Does ALMS/Grand-Am merger make NASCAR a monopoly?

A reader writes, Dear AR1.com, It is inconceivable that the Justice Department would ever permit this "merger." The problem is that it's such a small deal that it may never reach the halls of Washington.

It would be one thing if the entities were truly independent, but this has the makings to be an anti-trust sham of the greatest proportion.

NASCAR (France Family) predominantly controls stock car racing domestically. NASCAR (France Family) also predominantly controls motorcycle racing (AMA) domestically. Now, with the "merger," NASCAR (France Family) will predominantly control sports car racing. NASCAR (France Family) will now predominantly control motorsports in this country.

To the top competitors in sports car racing, the cold hard facts are that powers-that-be at the "International Motorsports Center" in Daytona Beach, have been trying to bankrupt ALMS out of existence from its founding.

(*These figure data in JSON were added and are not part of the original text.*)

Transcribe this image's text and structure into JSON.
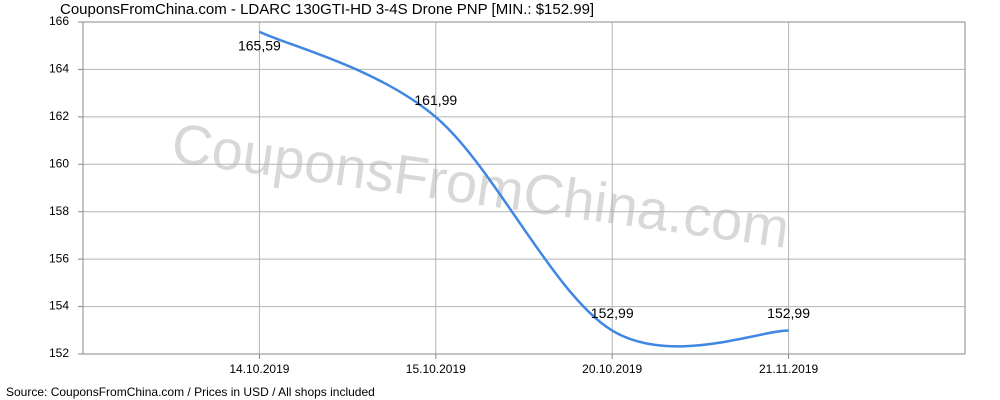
{
  "chart_data": {
    "type": "line",
    "title": "CouponsFromChina.com - LDARC 130GTI-HD 3-4S Drone PNP [MIN.: $152.99]",
    "source": "Source: CouponsFromChina.com / Prices in USD / All shops included",
    "watermark": "CouponsFromChina.com",
    "categories": [
      "14.10.2019",
      "15.10.2019",
      "20.10.2019",
      "21.11.2019"
    ],
    "values": [
      165.59,
      161.99,
      152.99,
      152.99
    ],
    "value_labels": [
      "165,59",
      "161,99",
      "152,99",
      "152,99"
    ],
    "color": "#3f87e3",
    "ylim": [
      152,
      166
    ],
    "yticks": [
      152,
      154,
      156,
      158,
      160,
      162,
      164,
      166
    ],
    "grid": true
  }
}
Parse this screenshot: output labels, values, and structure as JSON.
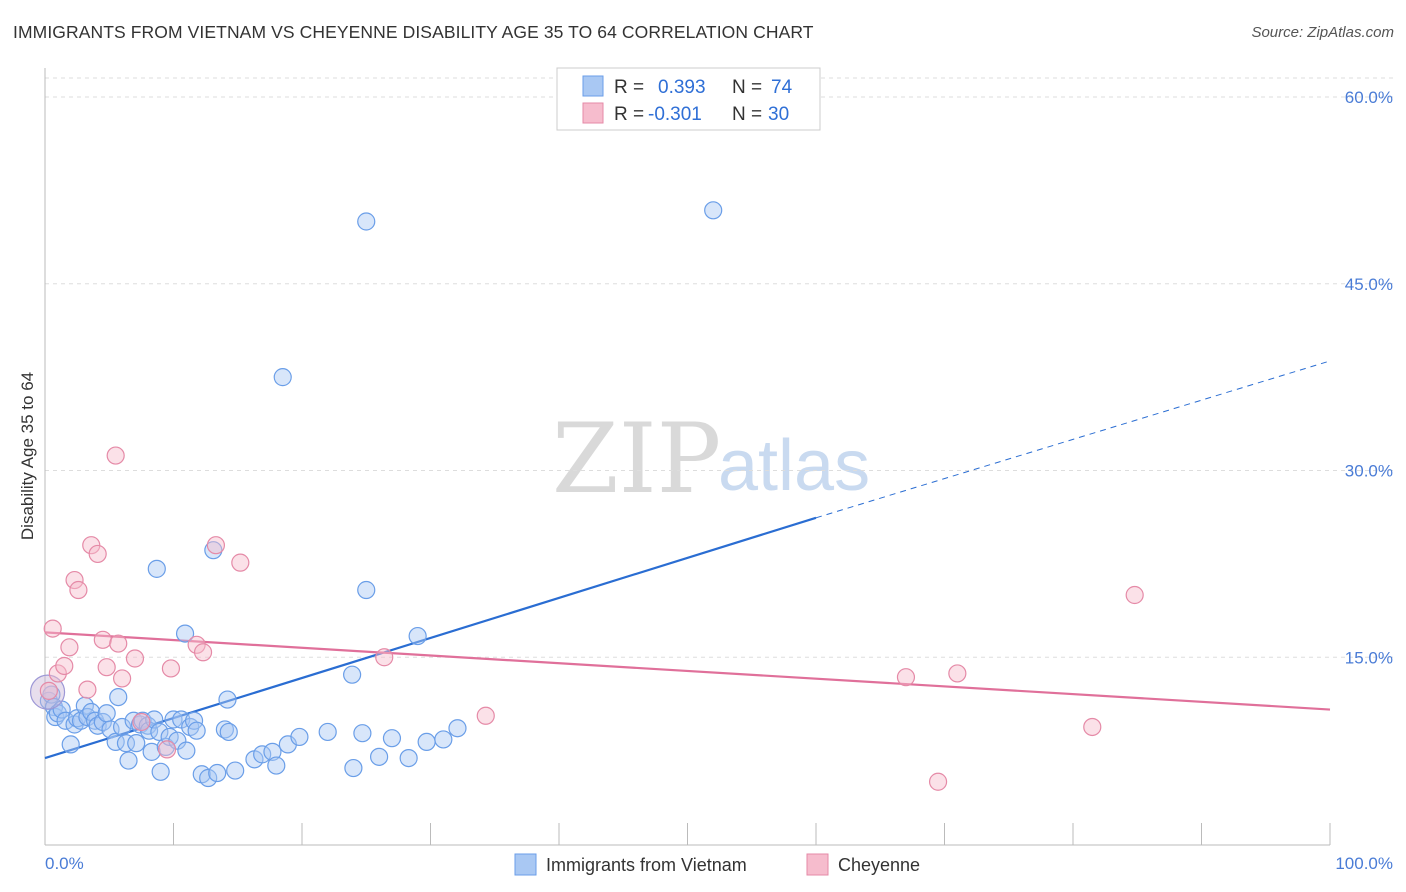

They played Tony George like a fiddle so he would create the IRL, split open wheel racing, and destroy it. The voodoo economics scheme worked just like it worked with the Grand-Am (with near zero fans and questionable business model) spending ALMS into the ground.

Holding races with no spectators, forcing its TV upon NASCAR's broadcast partners, and coercing Cup sponsors into the series, GrandAm was immorally and unethically subsidized by the shareholders of ISC just so some billionaires could swat at some upstart in Georgia (ALMS and Don Panoz).

NASCAR was built by pursuing the American dream. God forbid that NASCAR and the titular owners of ISC would ever allow anyone else to achieve the American dream. Mordichai Rosen, Los Angeles, CA

Dear Mordichai, It's always interesting to hear your perspective on things. Without a doubt, the France Family, with all its series (including the NASCAR Regional Series) controls a major portion of the racing sponsorship dollars and TV revenue in the USA. They are the 800 pound gorilla in the room. We guess your conspiracy theory will be true if eventually (say 5 years) the France family kills off the Grand-Am and sports car racing ceases to exist. One can argue that motorsports is too fragmented, and this economy, and the loss of the younger generation fan base, can no longer support as many forms of racing as existed. All forms of motorsports in the USA are struggling financially and as they die off the France family will be there to pick up the pieces (leftover sponsors and teams) until eventually NASCAR stadium style stock car racing will be the only form of motorsports left in the USA. NASCAR will be racing……their monopoly complete. Mark C.